There were several conspicuous absences, with no mention of housing, Brexit, trains, the environment, the North West, and only a passing reference to the Northern Powerhouse.
The Budget was light on tangible announcements for the property sector, and mainly consisted of defining pots of money to be invested out of a £23bn National Productivity Investment Fund announced in November’s Autumn Statement.
Even so, the complete lack of a passing reference to the UK’s housing crisis, or any of the Government’s various housing initiatives such as Help to Buy, raised eyebrows across the sector.

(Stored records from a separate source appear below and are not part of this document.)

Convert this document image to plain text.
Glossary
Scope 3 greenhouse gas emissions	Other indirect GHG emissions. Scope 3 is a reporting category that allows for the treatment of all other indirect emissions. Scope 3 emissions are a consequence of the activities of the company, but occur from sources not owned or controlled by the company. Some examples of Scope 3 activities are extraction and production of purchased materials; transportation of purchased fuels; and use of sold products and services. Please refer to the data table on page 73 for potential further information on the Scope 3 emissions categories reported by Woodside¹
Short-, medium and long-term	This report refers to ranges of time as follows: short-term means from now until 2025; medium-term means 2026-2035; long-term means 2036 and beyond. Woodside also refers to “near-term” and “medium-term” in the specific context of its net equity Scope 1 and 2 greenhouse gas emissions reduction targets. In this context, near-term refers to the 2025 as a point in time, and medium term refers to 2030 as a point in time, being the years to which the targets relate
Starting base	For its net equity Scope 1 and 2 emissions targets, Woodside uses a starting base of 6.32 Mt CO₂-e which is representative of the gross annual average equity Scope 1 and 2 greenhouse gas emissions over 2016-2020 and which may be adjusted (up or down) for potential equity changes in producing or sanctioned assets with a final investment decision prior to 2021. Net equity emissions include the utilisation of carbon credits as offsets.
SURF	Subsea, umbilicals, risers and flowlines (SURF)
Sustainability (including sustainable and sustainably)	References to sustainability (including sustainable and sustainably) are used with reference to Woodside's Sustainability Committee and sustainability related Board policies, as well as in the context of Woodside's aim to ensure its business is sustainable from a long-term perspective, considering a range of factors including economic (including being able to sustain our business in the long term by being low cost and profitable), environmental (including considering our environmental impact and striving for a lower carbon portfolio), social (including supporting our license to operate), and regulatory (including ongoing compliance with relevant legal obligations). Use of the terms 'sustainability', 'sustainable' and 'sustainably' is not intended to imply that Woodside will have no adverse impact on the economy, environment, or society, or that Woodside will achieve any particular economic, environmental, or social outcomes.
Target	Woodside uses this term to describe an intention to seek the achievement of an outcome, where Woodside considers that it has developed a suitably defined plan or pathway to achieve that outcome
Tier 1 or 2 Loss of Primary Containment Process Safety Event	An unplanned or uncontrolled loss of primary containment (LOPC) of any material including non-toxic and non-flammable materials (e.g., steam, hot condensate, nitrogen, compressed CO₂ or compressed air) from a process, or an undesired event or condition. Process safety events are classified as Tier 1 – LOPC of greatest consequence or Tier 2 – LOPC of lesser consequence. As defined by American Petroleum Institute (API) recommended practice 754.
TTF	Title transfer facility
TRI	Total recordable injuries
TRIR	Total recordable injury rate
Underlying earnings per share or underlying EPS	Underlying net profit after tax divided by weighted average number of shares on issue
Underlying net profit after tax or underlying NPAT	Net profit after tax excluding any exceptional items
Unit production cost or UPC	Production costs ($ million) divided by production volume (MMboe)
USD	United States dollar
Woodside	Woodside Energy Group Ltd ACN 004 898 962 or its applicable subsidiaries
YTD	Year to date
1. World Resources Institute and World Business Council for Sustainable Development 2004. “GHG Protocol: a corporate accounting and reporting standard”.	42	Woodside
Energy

While the Government released a topline Housing White Paper last month, at least some endorsement of the broad proposals outlined by Communities Secretary Sajid Javid in the report had been expected.
In the words of online estate agent eMoov’s chief executive Russell Quirk: “There was a lot of focus on the NHS and how the Conservatives are ‘the party of the NHS’. Does NHS stand for No Housing Speech?”
Hammond avoided the word ‘Brexit’, although made a reference to the UK “as it prepares to leave the EU”.
While the Chancellor name-checked economic improvements in Yorkshire, the North East and Wales, one of the few regions that never got a specific mention was the North West. The Northern Powerhouse was only referred to in passing, in the context of the Chancellor preparing to publish a report on the Midlands Engine tomorrow.
The Government has denied that it is backing away from the Northern Powerhouse agenda which was so strongly advocated by Hammond’s predecessor, George Osborne. However, Hammond’s reticent style was a noticeable step away from the copious mentions of the North so common in Osborne’s budget speeches.